How TDS navigates the constantly shifting and evolving cybersecurity landscape

Protecting our customer’s data is extremely important, which is why we ensure all third party contracts have strong security and privacy language so that we have clear expectations put forth and recourse should there be any type of event. While cloud services and SaaS platforms generally offer strong security measures, it’s critical to tailor these settings to fit the specific needs of our organization and to perform our own assessments of their solutions to validate the adequacy of their controls. It also important to note that cloud and SaaS solution are not inherently more risky or insecure than traditional methods, but they do present different risks that require vigilance and as a security organization our role is to enable our business to evolve, move quickly, and do so in secure manner.

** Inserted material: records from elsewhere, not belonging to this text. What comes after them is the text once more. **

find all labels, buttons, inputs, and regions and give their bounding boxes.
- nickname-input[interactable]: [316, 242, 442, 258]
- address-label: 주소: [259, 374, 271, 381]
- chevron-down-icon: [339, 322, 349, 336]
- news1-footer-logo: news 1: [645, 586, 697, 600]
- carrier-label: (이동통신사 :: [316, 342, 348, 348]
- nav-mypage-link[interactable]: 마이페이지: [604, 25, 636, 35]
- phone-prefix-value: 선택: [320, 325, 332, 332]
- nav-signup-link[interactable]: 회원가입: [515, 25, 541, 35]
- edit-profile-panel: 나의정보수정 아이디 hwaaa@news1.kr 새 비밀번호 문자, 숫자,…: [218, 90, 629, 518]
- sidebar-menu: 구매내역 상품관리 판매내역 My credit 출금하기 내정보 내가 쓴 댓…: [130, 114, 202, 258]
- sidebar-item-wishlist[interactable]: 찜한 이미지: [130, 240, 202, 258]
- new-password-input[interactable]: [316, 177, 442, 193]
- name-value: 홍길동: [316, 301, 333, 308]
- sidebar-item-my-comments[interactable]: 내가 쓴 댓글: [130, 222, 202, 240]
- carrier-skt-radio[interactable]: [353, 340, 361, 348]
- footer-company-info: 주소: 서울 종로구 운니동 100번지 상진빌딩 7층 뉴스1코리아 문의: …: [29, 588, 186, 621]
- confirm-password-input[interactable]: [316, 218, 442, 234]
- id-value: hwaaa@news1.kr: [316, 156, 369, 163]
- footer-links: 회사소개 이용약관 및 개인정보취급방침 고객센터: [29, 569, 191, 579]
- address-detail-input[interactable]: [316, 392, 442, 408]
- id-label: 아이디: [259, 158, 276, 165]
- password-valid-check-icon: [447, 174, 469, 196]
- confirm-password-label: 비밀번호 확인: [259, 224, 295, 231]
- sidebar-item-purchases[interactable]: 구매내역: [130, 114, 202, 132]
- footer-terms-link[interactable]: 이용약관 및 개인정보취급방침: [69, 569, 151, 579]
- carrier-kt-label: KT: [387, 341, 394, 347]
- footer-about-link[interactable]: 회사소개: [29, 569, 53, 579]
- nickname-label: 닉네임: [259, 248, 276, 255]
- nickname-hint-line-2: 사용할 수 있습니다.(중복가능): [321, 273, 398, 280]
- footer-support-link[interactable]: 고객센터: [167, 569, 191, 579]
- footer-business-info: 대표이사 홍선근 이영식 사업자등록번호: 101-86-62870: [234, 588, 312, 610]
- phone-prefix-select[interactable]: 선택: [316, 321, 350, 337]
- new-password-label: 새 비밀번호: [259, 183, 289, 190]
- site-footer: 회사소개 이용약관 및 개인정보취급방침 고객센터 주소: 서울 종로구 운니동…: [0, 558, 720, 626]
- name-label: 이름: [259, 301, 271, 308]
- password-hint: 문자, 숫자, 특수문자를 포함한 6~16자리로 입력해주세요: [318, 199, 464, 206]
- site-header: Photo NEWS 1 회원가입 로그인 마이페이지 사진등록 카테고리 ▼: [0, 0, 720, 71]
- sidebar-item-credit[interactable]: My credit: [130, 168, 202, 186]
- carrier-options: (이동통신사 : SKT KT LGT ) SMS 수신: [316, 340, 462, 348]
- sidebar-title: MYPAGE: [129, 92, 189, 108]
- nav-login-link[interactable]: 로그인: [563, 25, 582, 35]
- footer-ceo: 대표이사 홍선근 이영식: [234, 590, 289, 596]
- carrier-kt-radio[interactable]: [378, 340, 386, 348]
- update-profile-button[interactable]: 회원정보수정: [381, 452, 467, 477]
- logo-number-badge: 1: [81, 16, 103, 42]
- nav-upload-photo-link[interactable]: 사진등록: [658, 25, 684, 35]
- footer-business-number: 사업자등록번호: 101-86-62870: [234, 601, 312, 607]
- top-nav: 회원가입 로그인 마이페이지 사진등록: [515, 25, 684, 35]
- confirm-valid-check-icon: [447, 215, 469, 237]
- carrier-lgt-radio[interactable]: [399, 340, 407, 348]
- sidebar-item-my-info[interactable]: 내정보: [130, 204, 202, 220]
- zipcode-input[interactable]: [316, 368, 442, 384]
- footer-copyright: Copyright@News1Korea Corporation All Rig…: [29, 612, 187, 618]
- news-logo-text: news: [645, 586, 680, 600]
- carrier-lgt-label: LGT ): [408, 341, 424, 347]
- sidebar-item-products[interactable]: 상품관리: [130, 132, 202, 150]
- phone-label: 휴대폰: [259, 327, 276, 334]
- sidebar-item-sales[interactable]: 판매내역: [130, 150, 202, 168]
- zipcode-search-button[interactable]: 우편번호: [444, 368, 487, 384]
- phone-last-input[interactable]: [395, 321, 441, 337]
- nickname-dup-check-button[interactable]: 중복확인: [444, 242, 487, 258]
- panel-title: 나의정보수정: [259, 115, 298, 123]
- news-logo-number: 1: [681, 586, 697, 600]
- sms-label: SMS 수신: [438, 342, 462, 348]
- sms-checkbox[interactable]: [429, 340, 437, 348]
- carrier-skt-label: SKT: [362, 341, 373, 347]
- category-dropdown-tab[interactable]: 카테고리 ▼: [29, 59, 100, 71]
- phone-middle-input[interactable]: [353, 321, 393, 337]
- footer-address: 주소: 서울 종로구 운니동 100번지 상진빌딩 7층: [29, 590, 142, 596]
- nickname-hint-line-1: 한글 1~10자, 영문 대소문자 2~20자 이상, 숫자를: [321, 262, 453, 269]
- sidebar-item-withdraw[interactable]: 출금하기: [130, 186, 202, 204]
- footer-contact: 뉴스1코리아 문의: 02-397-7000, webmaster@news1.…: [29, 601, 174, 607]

2. The most successful attack vector for attackers are humans. As much as we educate our employees about phishing scams or the dangers of visiting malware-laden websites, someone will still “click”. To help counter these situations, TDS has invested in various controls that provide layers of defense that help block attacks and detect potential threats. It’s an area that we are constantly tweaking and improving.

Emerging Trends

1. TDS provides services in 30 states, including three locations in California. The California Consumer Privacy Act (CCPA) is considered to be the most comprehensive in the country and is designed to give consumers more control over their personal information. The law is set to take effect January 1, 2020. We have been making the necessary investments to comply with CCPA. We anticipate that other states will enact similar laws, so the processes and controls we’ve put in place for the California law, are being developed in a manner that will enable TDS to comply with other state privacy laws as they are enacted.

2. As cyber threats continue to become more sophisticated, there certainly is a challenge to find and hire skilled cybersecurity professionals. TDS is very supportive of universities and trade schools that are training more students in cybersecurity programs. I know all too well, how tough these jobs are to fill. To help in these efforts, I have been asked and have agreed to serve as an industry member on a newly created advisory board that will be providing input on curriculum, marketing, and recruitment for future cybersecurity professionals for a local university. I am very optimistic that public-private partnerships like this will lead to more students going into the cybersecurity field.

3. A final trend and one that is gaining more momentum, is leveraging more and more data along with machine learning to identify threats. Security organizations have always been big users of data, but there have been great advancements in technology that allows security teams to capture and aggregate data for any host/ system in your network and then leverage machine learning to have a computer look for and flag anomalies that may be indicative of a security risk. The maturing of technology in this space is one thing we are looking to in order to help address the shortage of security professionals in the marketplace today.